The profits and waste illustrated in Figure 1 reflect a limited period of production and sales, such as one year. Patents are not forever. Eventually, the patent will run out, and competition from imitators will then increase the industry output to Q2. Therefore, both the profits and the waste will continue only for the term of the patent. The longer the term of the patent, under law, the greater both the profits (to the holder of the patent) and the waste (from the viewpoint of the consumers).
The point of all this is: how long should the term of a patent be? Taking a particular invention, we can answer the question pretty precisely, at least in principle. The term should be long enough to make the design work to create the invention a profitable investment, and no longer. If the term is too short, then the invention will not be created, and the consumers will not have any benefit from it at all. On the other hand, if the term is too long, consumers will suffer high prices and monopoly waste just to provide a windfall profit to the monopolist. The patent should continue just long enough for the monopoly profits to repay the cost of development of the invention, and no longer.

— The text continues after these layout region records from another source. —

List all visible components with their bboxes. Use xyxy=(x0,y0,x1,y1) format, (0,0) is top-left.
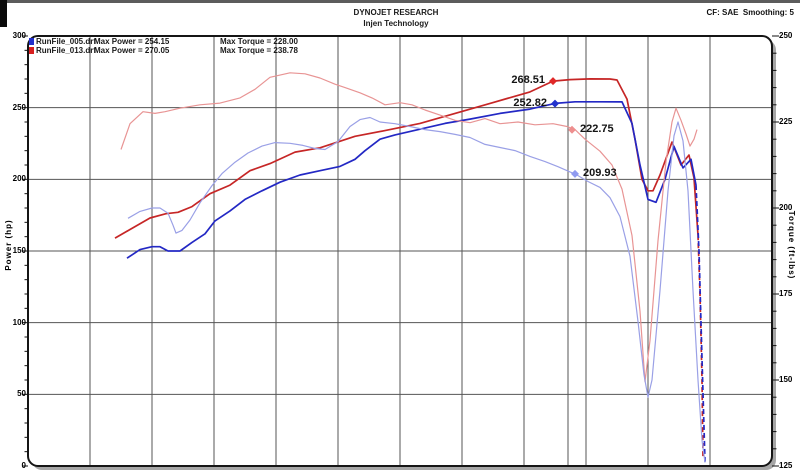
y-right-tick-label: 125 xyxy=(779,461,793,470)
report-subtitle: Injen Technology xyxy=(363,19,429,28)
curve-runfile-005-drf-torque xyxy=(127,116,706,463)
point-value-label: 209.93 xyxy=(583,166,617,179)
point-value-label: 222.75 xyxy=(580,122,614,135)
report-title: DYNOJET RESEARCH xyxy=(353,8,439,17)
y-right-tick-label: 150 xyxy=(779,375,793,384)
point-value-label: 252.82 xyxy=(513,96,547,109)
gridlines xyxy=(28,36,772,466)
curves xyxy=(114,72,706,463)
point-markers xyxy=(549,77,579,178)
window-top-edge xyxy=(0,0,800,3)
legend-run005-file: RunFile_005.drf xyxy=(36,37,97,46)
legend-color-chip-run013 xyxy=(29,46,34,54)
point-marker-diamond xyxy=(549,77,557,86)
power-axis-title: Power (hp) xyxy=(4,219,13,271)
y-left-tick-label: 250 xyxy=(12,102,26,112)
curve-runfile-013-drf-torque xyxy=(120,72,698,383)
correction-smoothing-info: CF: SAE Smoothing: 5 xyxy=(706,8,794,17)
y-left-tick-label: 300 xyxy=(12,31,26,40)
y-right-tick-label: 175 xyxy=(779,289,793,298)
window-corner-tab xyxy=(0,0,7,27)
y-left-tick-label: 50 xyxy=(17,389,26,399)
y-left-tick-label: 100 xyxy=(12,317,26,327)
y-left-tick-label: 150 xyxy=(12,246,26,255)
curve-runfile-005-drf-power xyxy=(126,100,697,259)
point-marker-diamond xyxy=(568,125,576,134)
legend-run005-torque: Max Torque = 228.00 xyxy=(220,37,298,46)
y-right-tick-label: 200 xyxy=(779,203,793,212)
point-marker-diamond xyxy=(571,169,579,178)
legend-run005-power: Max Power = 254.15 xyxy=(94,37,170,46)
legend-run013-torque: Max Torque = 238.78 xyxy=(220,45,298,55)
curve-runfile-005-drf-power-dashed-tail- xyxy=(695,185,706,462)
curve-runfile-013-drf-power xyxy=(114,78,699,239)
axis-ticks xyxy=(22,35,779,467)
y-left-tick-label: 0 xyxy=(21,461,26,470)
point-value-label: 268.51 xyxy=(511,74,545,87)
y-right-tick-label: 225 xyxy=(779,117,793,126)
torque-axis-title: Torque (ft-lbs) xyxy=(787,210,796,280)
y-left-tick-label: 200 xyxy=(12,174,26,184)
legend-run013-file: RunFile_013.drf xyxy=(36,45,97,55)
legend-color-chip-run005 xyxy=(29,38,34,45)
y-right-tick-label: 250 xyxy=(779,31,793,40)
legend-run013-power: Max Power = 270.05 xyxy=(94,45,170,55)
point-marker-diamond xyxy=(551,99,559,108)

The difficulty is that the cost of development and design to produce a new invention is unpredictable, and differs from one invention to another. A patent term that is too long for one invention will be too short for another. Since there can only be one legal term for a patent, it will be too long in some cases and too short in others.

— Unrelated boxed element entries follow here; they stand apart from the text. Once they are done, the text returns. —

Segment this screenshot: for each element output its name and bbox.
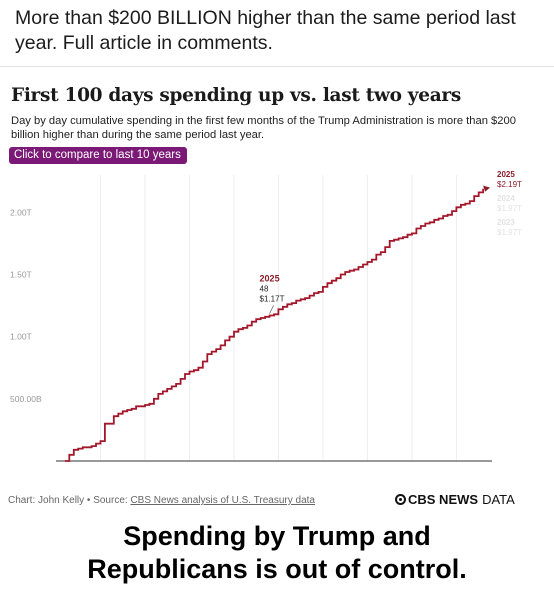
bottom-caption: Spending by Trump and Republicans is out…: [0, 520, 554, 586]
annotation-pointer: [269, 305, 274, 314]
annotation-value-label: $1.17T: [260, 295, 285, 304]
y-tick-label: 500.00B: [10, 394, 42, 404]
bottom-caption-line-2: Republicans is out of control.: [87, 554, 467, 584]
end-label-year: 2023: [497, 218, 515, 227]
y-tick-label: 2.00T: [10, 207, 32, 217]
end-label-year: 2024: [497, 194, 515, 203]
end-label-value: $2.19T: [497, 180, 522, 189]
chart-credit: Chart: John Kelly • Source: CBS News ana…: [8, 495, 315, 506]
end-label-year: 2025: [497, 170, 515, 179]
source-link[interactable]: CBS News analysis of U.S. Treasury data: [130, 495, 315, 506]
y-tick-label: 1.00T: [10, 332, 32, 342]
series-end-marker: [483, 185, 491, 192]
brand-light: DATA: [482, 492, 515, 507]
brand-bold: CBS NEWS: [408, 492, 479, 507]
grid-layer: [56, 175, 492, 462]
annotation-layer: 202548$1.17T2025$2.19T2024$1.97T2023$1.9…: [260, 170, 522, 314]
post-caption: More than $200 BILLION higher than the s…: [15, 7, 516, 54]
y-tick-label: 1.50T: [10, 269, 32, 279]
annotation-day-label: 48: [260, 285, 269, 294]
cbs-news-data-logo: CBS NEWS DATA: [395, 492, 515, 507]
series-layer: [64, 185, 491, 462]
chart-subtitle: Day by day cumulative spending in the fi…: [11, 115, 516, 141]
series-line-2025: [64, 188, 484, 462]
chart-card: First 100 days spending up vs. last two …: [0, 66, 554, 521]
end-label-value: $1.97T: [497, 204, 522, 213]
credit-prefix: Chart: John Kelly • Source:: [8, 495, 131, 506]
cbs-eye-icon: [395, 494, 406, 505]
end-label-value: $1.97T: [497, 228, 522, 237]
annotation-year-label: 2025: [260, 274, 280, 284]
y-tick-labels: 500.00B 1.00T 1.50T 2.00T: [10, 207, 42, 404]
compare-last-10-years-button[interactable]: Click to compare to last 10 years: [9, 147, 187, 164]
chart-title: First 100 days spending up vs. last two …: [11, 85, 461, 106]
bottom-caption-line-1: Spending by Trump and: [123, 521, 431, 551]
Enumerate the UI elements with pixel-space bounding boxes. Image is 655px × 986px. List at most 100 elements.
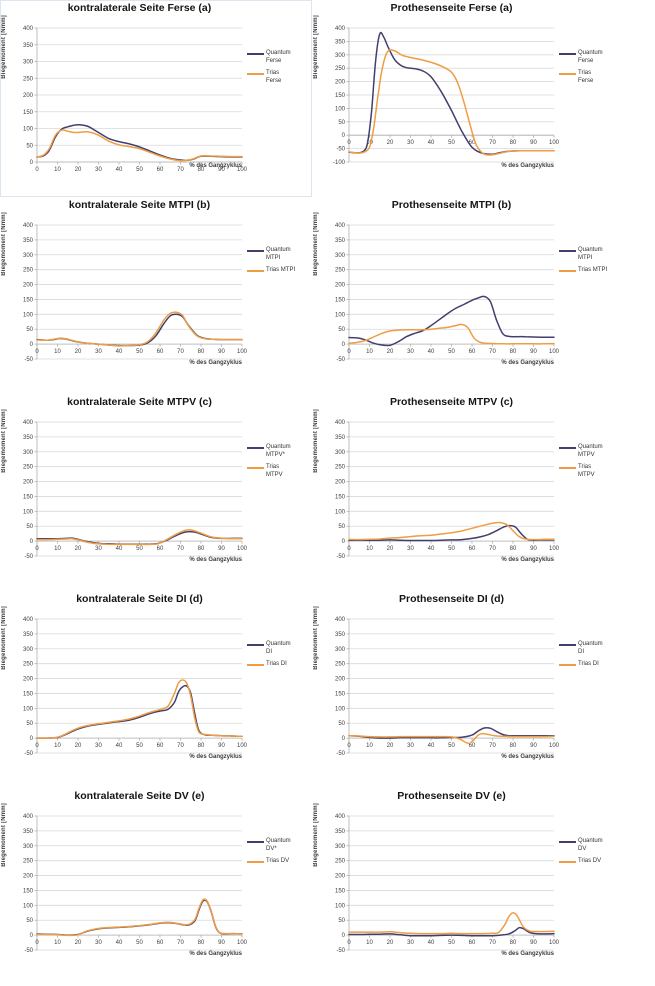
svg-text:400: 400 xyxy=(335,420,346,426)
svg-text:30: 30 xyxy=(407,546,414,552)
chart-title: kontralaterale Seite DV (e) xyxy=(74,790,205,802)
svg-text:30: 30 xyxy=(95,167,102,173)
legend-line-swatch xyxy=(559,664,576,666)
svg-text:70: 70 xyxy=(177,940,184,946)
legend-item: Trias Ferse xyxy=(559,70,621,85)
svg-text:50: 50 xyxy=(136,546,143,552)
svg-text:0: 0 xyxy=(35,546,39,552)
svg-text:0: 0 xyxy=(30,736,34,742)
legend-line-swatch xyxy=(247,664,264,666)
svg-text:50: 50 xyxy=(136,743,143,749)
x-axis-title: % des Gangzyklus xyxy=(189,951,242,957)
svg-text:200: 200 xyxy=(23,874,34,880)
svg-text:400: 400 xyxy=(335,814,346,820)
legend-line-swatch xyxy=(559,644,576,646)
svg-text:30: 30 xyxy=(95,546,102,552)
svg-text:250: 250 xyxy=(335,268,346,274)
svg-text:300: 300 xyxy=(23,647,34,653)
legend-item: Quantum DI xyxy=(247,641,309,656)
svg-text:50: 50 xyxy=(448,743,455,749)
svg-text:100: 100 xyxy=(23,706,34,712)
svg-text:350: 350 xyxy=(23,435,34,441)
svg-text:250: 250 xyxy=(335,859,346,865)
x-axis-title: % des Gangzyklus xyxy=(501,754,554,760)
svg-text:0: 0 xyxy=(342,933,346,939)
svg-text:50: 50 xyxy=(448,546,455,552)
legend-line-swatch xyxy=(247,447,264,449)
svg-text:90: 90 xyxy=(530,743,537,749)
legend-label: Trias MTPI xyxy=(266,267,296,273)
legend-line-swatch xyxy=(247,73,264,75)
svg-text:60: 60 xyxy=(157,743,164,749)
svg-text:50: 50 xyxy=(338,721,345,727)
svg-text:350: 350 xyxy=(335,829,346,835)
svg-text:100: 100 xyxy=(237,743,248,749)
svg-text:400: 400 xyxy=(335,617,346,623)
x-axis-title: % des Gangzyklus xyxy=(501,557,554,563)
svg-text:60: 60 xyxy=(157,546,164,552)
svg-text:30: 30 xyxy=(407,940,414,946)
legend-label: Trias MTPV xyxy=(578,464,595,478)
svg-text:0: 0 xyxy=(347,140,351,146)
svg-text:300: 300 xyxy=(23,844,34,850)
chart-prothesenseite-ferse-a: Prothesenseite Ferse (a) Biegemoment [Nm… xyxy=(312,0,655,197)
svg-text:70: 70 xyxy=(177,546,184,552)
legend: Quantum DV Trias DV xyxy=(559,838,621,871)
svg-text:400: 400 xyxy=(23,814,34,820)
legend-label: Quantum MTPI xyxy=(578,247,603,261)
svg-text:300: 300 xyxy=(335,253,346,259)
legend-item: Quantum DV xyxy=(559,838,621,853)
svg-text:150: 150 xyxy=(23,888,34,894)
legend: Quantum Ferse Trias Ferse xyxy=(559,50,621,90)
svg-text:250: 250 xyxy=(23,662,34,668)
legend-item: Trias Ferse xyxy=(247,70,309,85)
svg-text:50: 50 xyxy=(136,167,143,173)
legend-line-swatch xyxy=(559,447,576,449)
chart-kontralaterale-seite-mtpi-b: kontralaterale Seite MTPI (b) Biegemomen… xyxy=(0,197,312,394)
legend-item: Trias MTPI xyxy=(559,267,621,275)
svg-text:300: 300 xyxy=(23,450,34,456)
svg-text:50: 50 xyxy=(338,524,345,530)
legend-item: Quantum MTPV xyxy=(559,444,621,459)
legend-label: Quantum MTPV xyxy=(578,444,603,458)
svg-text:-50: -50 xyxy=(336,554,345,560)
svg-text:90: 90 xyxy=(530,140,537,146)
svg-text:350: 350 xyxy=(23,43,34,49)
chart-prothesenseite-mtpi-b: Prothesenseite MTPI (b) Biegemoment [Nmm… xyxy=(312,197,655,394)
legend-line-swatch xyxy=(559,73,576,75)
svg-text:0: 0 xyxy=(30,539,34,545)
svg-text:100: 100 xyxy=(237,546,248,552)
svg-text:20: 20 xyxy=(75,546,82,552)
svg-text:70: 70 xyxy=(489,140,496,146)
legend-item: Trias DI xyxy=(247,661,309,669)
svg-text:-50: -50 xyxy=(24,751,33,757)
svg-text:100: 100 xyxy=(549,743,560,749)
svg-text:0: 0 xyxy=(347,940,351,946)
svg-text:10: 10 xyxy=(54,940,61,946)
svg-text:150: 150 xyxy=(23,494,34,500)
legend-label: Quantum DV xyxy=(578,838,603,852)
svg-text:50: 50 xyxy=(26,721,33,727)
svg-text:400: 400 xyxy=(335,223,346,229)
svg-text:100: 100 xyxy=(23,509,34,515)
svg-text:90: 90 xyxy=(218,349,225,355)
legend-label: Trias DV xyxy=(266,858,290,864)
legend-item: Trias DV xyxy=(559,858,621,866)
svg-text:80: 80 xyxy=(198,546,205,552)
svg-text:30: 30 xyxy=(407,743,414,749)
svg-text:250: 250 xyxy=(23,465,34,471)
svg-text:30: 30 xyxy=(407,140,414,146)
svg-text:100: 100 xyxy=(23,903,34,909)
legend-label: Quantum MTPI xyxy=(266,247,291,261)
svg-text:20: 20 xyxy=(387,743,394,749)
svg-text:50: 50 xyxy=(26,143,33,149)
x-axis-title: % des Gangzyklus xyxy=(501,951,554,957)
legend: Quantum MTPV Trias MTPV xyxy=(559,444,621,484)
legend-label: Quantum MTPV* xyxy=(266,444,291,458)
svg-text:200: 200 xyxy=(23,93,34,99)
svg-text:250: 250 xyxy=(23,268,34,274)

How long should the term of a patent be? To an economist, this question is very much like: how much steel should the economy produce? Both are questions to be answered by marginal cost-marginal benefit analysis. This is illustrated by Figure 2.
Here, the "cost" is the sum of the waste triangles (xyz) for all of the inventions under patent, and "marginal cost" is the increase in that cost as the patent term increases by one year. Marginal cost (shown in red) rises because, as the patent term increases, a larger and larger proportion of patented inventions are monopolized beyond the period necessary to repay the development cost of the invention. The "benefit" in this diagram is the sum of all net benefits (vxp0+p0xzc) for all inventions actually created. Marginal benefit (shown in blue) is the addition to this amount as the patent term increases by one year. Marginal benefit is positive because a lengthening of the patent term will lead to an increase in the number of inventions; but it is downward sloping (beyond some threshold) because the more profitable inventions will be undertaken with a relatively short patent term, and longer terms bring less profitable inventions into existence. The optimal term is the number of years corresponding to the intersection of the two lines, according to the marginal cost-marginal benefit rule.

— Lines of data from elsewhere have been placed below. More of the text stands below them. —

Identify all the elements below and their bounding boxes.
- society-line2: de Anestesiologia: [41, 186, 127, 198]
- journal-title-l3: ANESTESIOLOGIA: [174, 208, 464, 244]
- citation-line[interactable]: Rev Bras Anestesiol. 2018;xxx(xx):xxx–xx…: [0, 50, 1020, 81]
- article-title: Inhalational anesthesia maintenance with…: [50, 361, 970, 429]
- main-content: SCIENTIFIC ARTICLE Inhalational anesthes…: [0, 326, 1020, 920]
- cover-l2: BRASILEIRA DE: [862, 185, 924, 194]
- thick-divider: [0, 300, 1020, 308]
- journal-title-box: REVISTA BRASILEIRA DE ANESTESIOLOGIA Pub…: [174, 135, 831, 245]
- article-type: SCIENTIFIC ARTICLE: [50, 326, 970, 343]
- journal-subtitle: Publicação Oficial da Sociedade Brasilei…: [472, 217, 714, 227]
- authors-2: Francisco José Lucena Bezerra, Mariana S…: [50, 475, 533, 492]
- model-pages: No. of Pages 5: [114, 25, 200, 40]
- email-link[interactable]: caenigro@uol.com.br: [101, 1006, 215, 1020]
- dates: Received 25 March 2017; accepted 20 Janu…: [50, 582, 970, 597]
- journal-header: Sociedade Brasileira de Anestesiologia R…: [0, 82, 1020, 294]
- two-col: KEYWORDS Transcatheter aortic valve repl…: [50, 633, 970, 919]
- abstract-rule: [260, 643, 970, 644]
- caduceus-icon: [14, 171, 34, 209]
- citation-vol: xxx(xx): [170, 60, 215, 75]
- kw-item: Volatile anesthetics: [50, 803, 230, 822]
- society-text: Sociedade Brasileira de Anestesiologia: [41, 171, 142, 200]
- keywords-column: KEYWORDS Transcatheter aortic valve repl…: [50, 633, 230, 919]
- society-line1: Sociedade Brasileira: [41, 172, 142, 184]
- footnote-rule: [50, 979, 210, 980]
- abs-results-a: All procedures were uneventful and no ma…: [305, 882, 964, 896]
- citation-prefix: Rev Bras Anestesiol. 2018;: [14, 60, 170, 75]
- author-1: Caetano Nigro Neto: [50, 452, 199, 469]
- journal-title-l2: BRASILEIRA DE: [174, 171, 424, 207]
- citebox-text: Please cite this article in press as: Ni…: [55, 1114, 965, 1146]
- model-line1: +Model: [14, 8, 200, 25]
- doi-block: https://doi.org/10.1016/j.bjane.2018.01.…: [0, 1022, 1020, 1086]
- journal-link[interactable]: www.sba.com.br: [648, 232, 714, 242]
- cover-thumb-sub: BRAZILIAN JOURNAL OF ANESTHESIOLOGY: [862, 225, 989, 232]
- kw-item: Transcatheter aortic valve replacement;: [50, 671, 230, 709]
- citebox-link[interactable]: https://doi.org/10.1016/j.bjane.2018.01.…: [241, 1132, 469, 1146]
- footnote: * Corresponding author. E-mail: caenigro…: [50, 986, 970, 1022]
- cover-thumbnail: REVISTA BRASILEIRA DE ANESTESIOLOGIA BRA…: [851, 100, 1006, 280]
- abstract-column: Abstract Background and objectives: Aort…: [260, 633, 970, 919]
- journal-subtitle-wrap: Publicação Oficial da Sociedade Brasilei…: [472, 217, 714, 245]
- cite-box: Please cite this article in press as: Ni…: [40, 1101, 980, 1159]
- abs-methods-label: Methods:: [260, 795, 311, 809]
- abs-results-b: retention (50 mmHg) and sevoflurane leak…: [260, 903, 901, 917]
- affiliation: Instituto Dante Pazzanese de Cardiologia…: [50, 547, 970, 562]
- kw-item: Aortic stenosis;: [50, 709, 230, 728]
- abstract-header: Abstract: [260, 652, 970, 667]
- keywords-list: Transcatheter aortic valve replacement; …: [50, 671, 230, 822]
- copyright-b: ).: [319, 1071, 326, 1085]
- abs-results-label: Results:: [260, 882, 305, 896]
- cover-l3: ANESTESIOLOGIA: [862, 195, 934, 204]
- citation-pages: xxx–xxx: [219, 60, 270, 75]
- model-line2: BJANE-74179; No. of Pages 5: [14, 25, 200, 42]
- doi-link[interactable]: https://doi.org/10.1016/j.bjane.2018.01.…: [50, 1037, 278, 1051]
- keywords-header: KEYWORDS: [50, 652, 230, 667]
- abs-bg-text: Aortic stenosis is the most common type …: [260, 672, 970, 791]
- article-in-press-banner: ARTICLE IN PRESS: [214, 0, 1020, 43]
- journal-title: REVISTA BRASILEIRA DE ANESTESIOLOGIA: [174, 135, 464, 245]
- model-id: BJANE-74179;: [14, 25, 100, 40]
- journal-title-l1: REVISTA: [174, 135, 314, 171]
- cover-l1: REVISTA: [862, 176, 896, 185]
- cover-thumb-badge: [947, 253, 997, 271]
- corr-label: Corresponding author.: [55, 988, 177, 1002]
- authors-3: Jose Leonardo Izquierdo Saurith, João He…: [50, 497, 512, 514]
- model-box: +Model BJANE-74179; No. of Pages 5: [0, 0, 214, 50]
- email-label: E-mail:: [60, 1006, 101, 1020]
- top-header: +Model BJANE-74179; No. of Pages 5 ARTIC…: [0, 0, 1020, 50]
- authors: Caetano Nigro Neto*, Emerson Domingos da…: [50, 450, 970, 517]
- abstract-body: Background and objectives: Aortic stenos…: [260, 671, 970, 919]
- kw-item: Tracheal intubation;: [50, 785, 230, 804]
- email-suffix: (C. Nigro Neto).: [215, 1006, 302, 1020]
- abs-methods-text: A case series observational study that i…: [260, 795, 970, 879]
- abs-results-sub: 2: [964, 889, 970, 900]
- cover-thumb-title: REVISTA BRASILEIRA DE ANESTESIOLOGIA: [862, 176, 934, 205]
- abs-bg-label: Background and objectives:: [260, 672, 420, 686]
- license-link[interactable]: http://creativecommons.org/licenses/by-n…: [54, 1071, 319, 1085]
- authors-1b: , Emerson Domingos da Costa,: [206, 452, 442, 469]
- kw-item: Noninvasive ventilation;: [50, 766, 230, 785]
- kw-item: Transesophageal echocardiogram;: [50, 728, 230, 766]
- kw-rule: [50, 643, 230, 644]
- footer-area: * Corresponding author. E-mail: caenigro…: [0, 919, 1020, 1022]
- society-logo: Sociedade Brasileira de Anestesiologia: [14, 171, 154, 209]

Of course, in order to figure out just what the optimal term is -- just how many years? -- we would have to have numbers to attach to the lines labeled "marginal benefit" and "marginal cost." This is a difficult problem, and while there has been some research on it, there is no well established answer to the question. What we can be pretty sure of is that there is an optimal term, in principle, so that the idea of offering patents for a limited term is a sound one -- even if it is hard to be sure just what the term should be.